別の常連客とはおそらく、この店のスポンサーであり、大竹という中年の某銀行の

重役かなにかに就く、えらい資産家のおっさんだったのであろう。


この店は、有名なゲイタウンの端っこに構えられていて、来る客も明らかなゲイが

多く、深雪たちのような一般女性が2−3割、あとの7割はゲイ。

さらに端数が、わたしのような、いわゆるノンケの男子と言ったところか。


「大竹さんと行ったのかな?」

独り言のように言ったつもりが、

「そうそう、大竹さんと。」

深雪が素早く反応してくれる。

「大竹さんってやっぱりあっちの人なの?」

スツールを回転させて、わたしの正面を向き蝦子さんが真顔で興味津々たずねてくる。

「どうなんですかね?ちょっとよくわからない。」

白々しくかぶりを振る。

深雪はわたしに背を向けたまま無反応だった。

蝦子さんはこの店は初めてだと言ったが、深雪の話だけはかねてより、ヒデオさんから

聞いていた。


大竹氏がゲイなのは、その赤ら顔やトロンとした目つきなどをみれば明らかであったが

ヒデオさんはどっちなのか判断しかねた。

しかし、店のスポンサーであるということは、大竹氏にメリットがあるはずである。

単純な投資先として、回収出来るかどうかも危うそうな、繁華街の外れに位置する店に

有能な金融人らしい大竹氏が、易々と出資をするだろうか?

下世話な詮索をすればキリがない、わたしは単純にヒデオさんを兄のように慕っていたので

ゲイ疑惑の真偽は、正直どちらでも良かった。

わたしに男色の気はないが、こうして深雪たちのような、女性客も結構集まる店だったので

足しげく通うようになっていた。


「今日も蝉は元気そうや、めちゃくちゃ暑そう。」

話題を変える。

「夏って感じよねぇ。」

大竹氏のゲイの真相にたどり着けなかった惜しさからなのか、蝦子さんは

わたしに背を向けてほぼ氷の溶けきったグラスを傾けて、まだ呑んでいる。


「何時まで呑むんですか?」

「いい加減、帰って寝たいけど、ヒデオさんが帰ってこない。」

今度は交代で深雪がこちら向きになって応対してくれる。

お手上げ、と言いたげに両方の手のひらを空に拡げながら。


「ヒデオさん待ちですか。それなら自分から電話して、帰るって伝えてお金だけ

置いていってもらえば大丈夫ですよ。多分。」


大竹氏にかぎらず、客を放って「すぐ戻る、悪い。
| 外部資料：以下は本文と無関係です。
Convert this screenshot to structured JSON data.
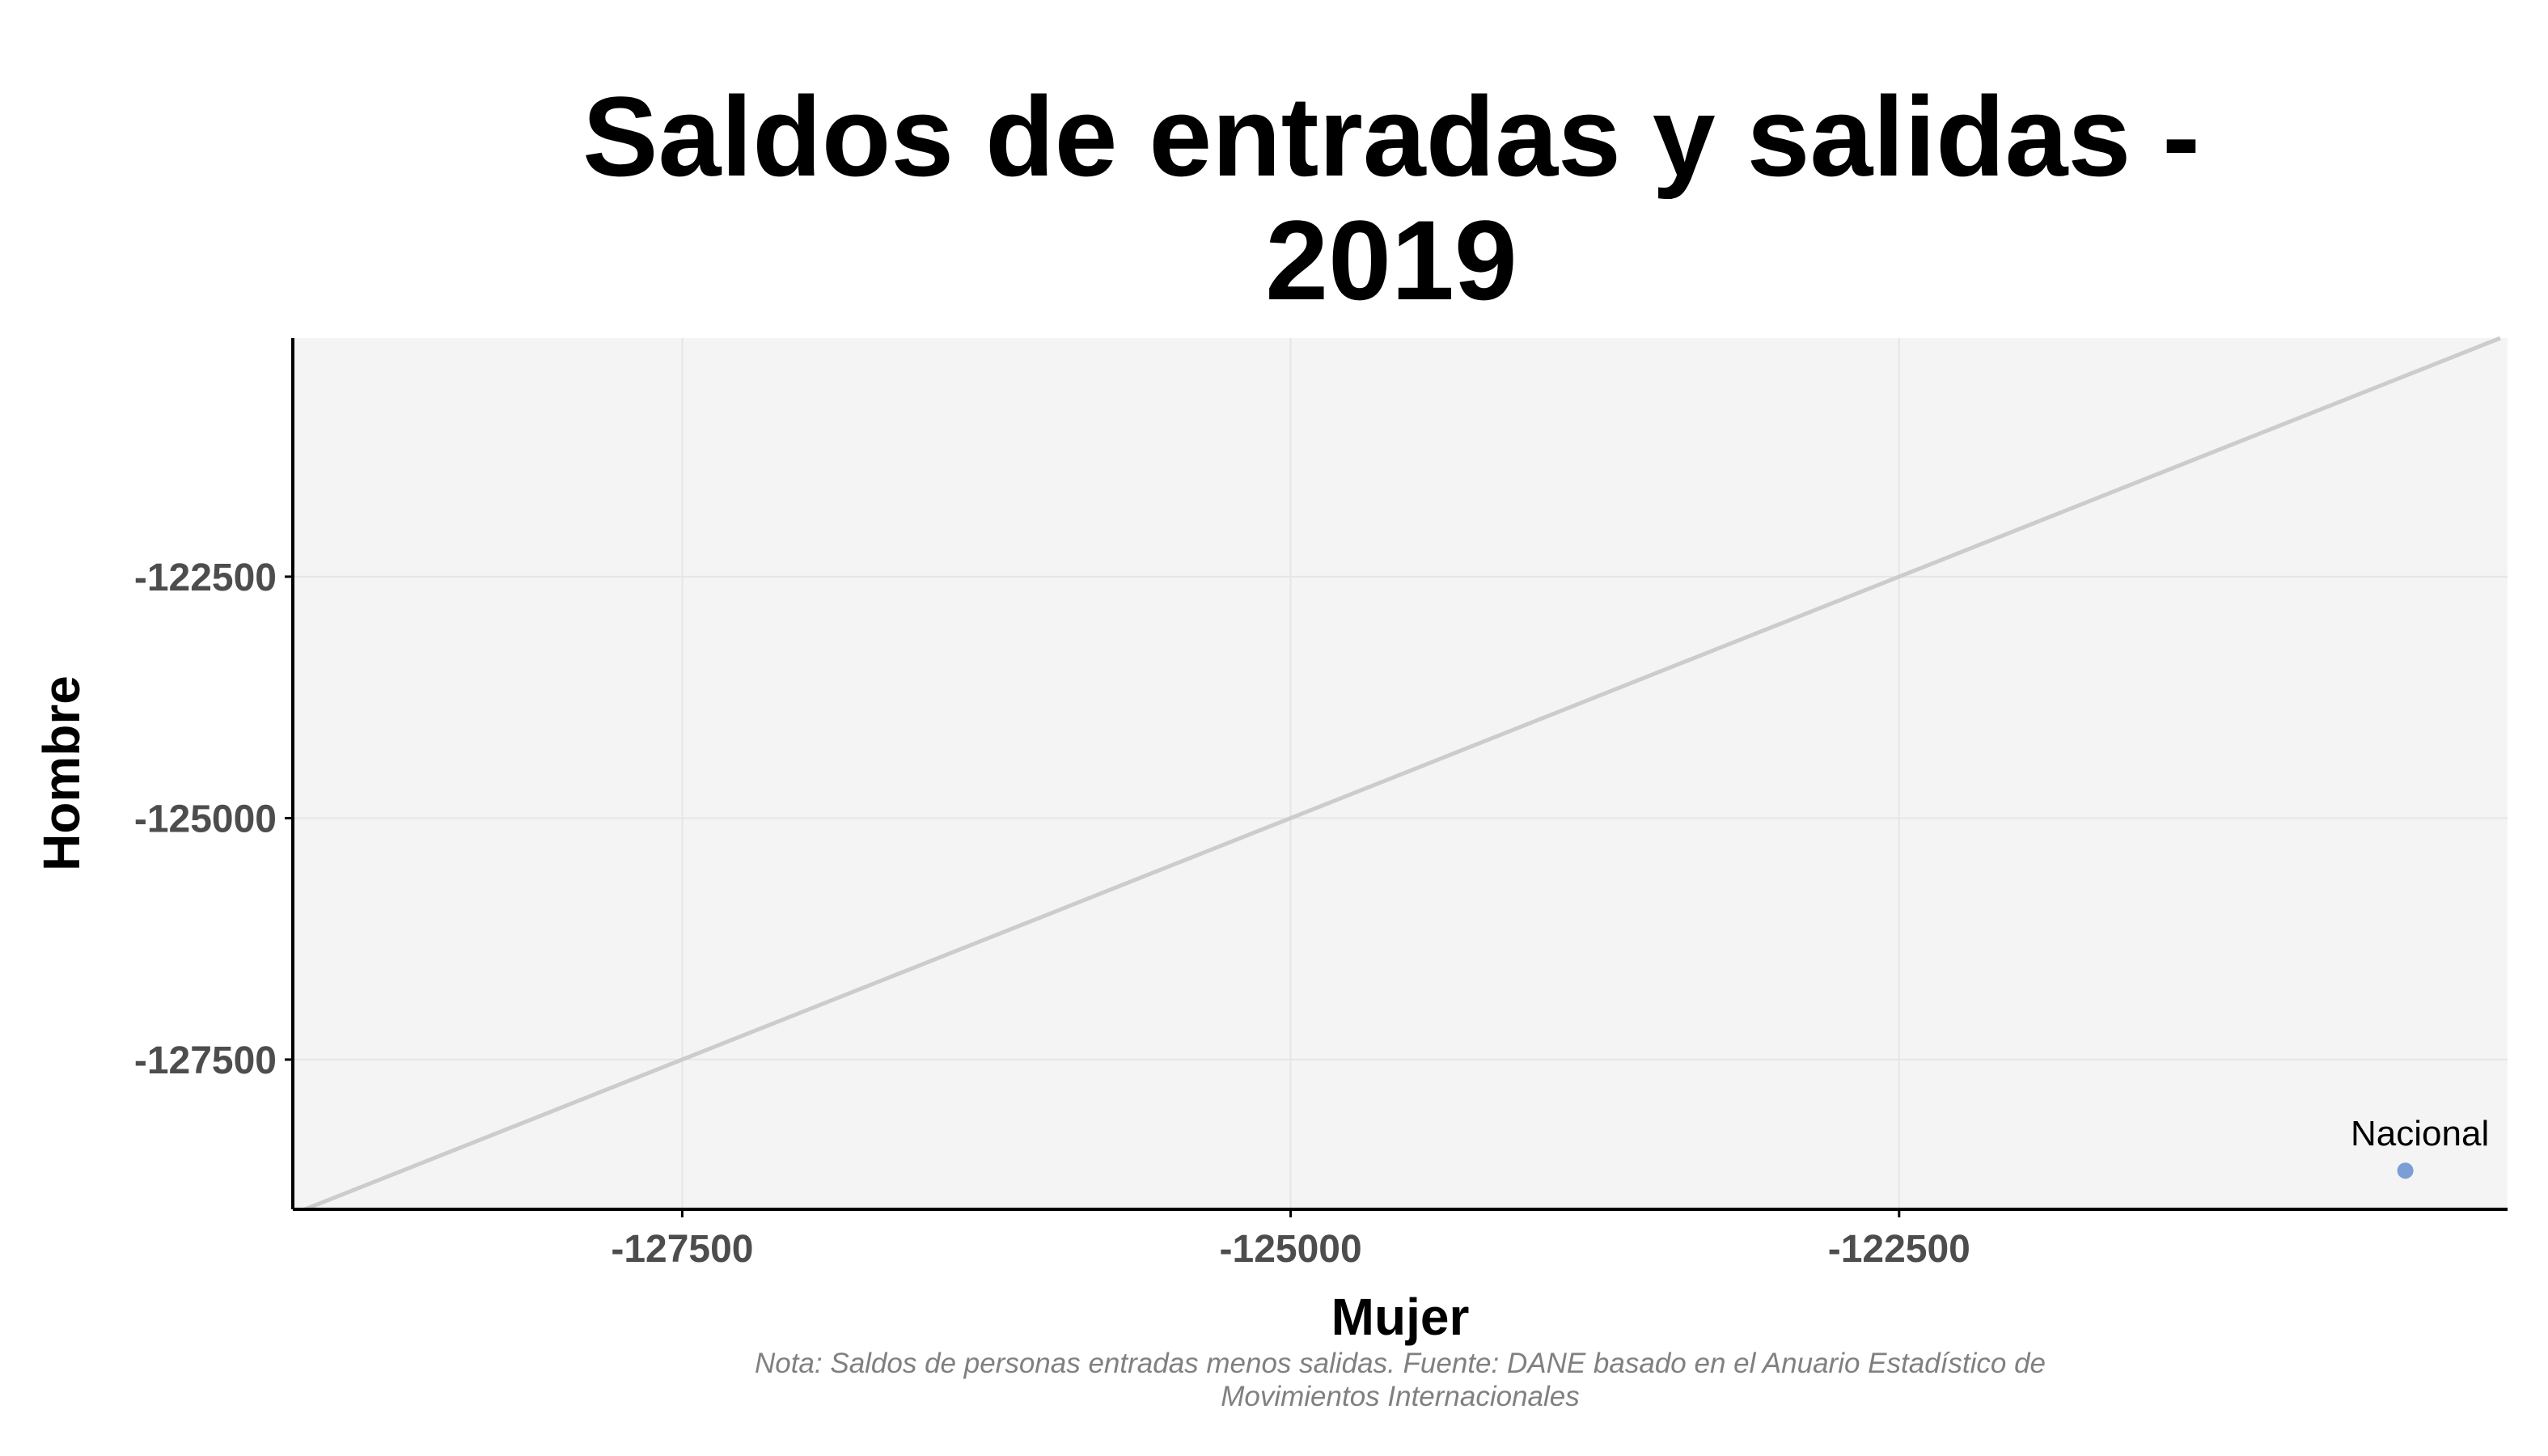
{
  "chart_data": {
    "type": "scatter",
    "title": [
      "Saldos de entradas y salidas -",
      "2019"
    ],
    "xlabel": "Mujer",
    "ylabel": "Hombre",
    "xlim": [
      -129100,
      -120000
    ],
    "ylim": [
      -129050,
      -120030
    ],
    "x_ticks": [
      -127500,
      -125000,
      -122500
    ],
    "y_ticks": [
      -122500,
      -125000,
      -127500
    ],
    "x_tick_labels": [
      "-127500",
      "-125000",
      "-122500"
    ],
    "y_tick_labels": [
      "-122500",
      "-125000",
      "-127500"
    ],
    "grid": true,
    "reference_line": "identity",
    "points": [
      {
        "label": "Nacional",
        "x": -120420,
        "y": -128650
      }
    ],
    "note": [
      "Nota: Saldos de personas entradas menos salidas. Fuente: DANE basado en el Anuario Estadístico de",
      "Movimientos Internacionales"
    ],
    "colors": {
      "panel": "#f4f4f4",
      "grid": "#e6e6e6",
      "reference_line": "#cccccc",
      "point": "#7b9fd4"
    }
  }
}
」と言い残し、度々、

外出してしまうことがあった。

外出が長時間およぶこともあり、対処法は心得ていた。

深雪と蝦子さん、顔を見合わせてアイコンタクトで会話している。

もどかしい。


「良かったら、家の近くで送りますし。」

「えー、いいんですかぁ?!」

蝦子さんが大げさに眼を輝かせて反応してくれる。

「一緒に祝杯をあげれてないので、せめてもの罪滅ぼしです。」


言って携帯を取り、フリップを開いてアドレス帳から、ヒデオさんの名前を探した。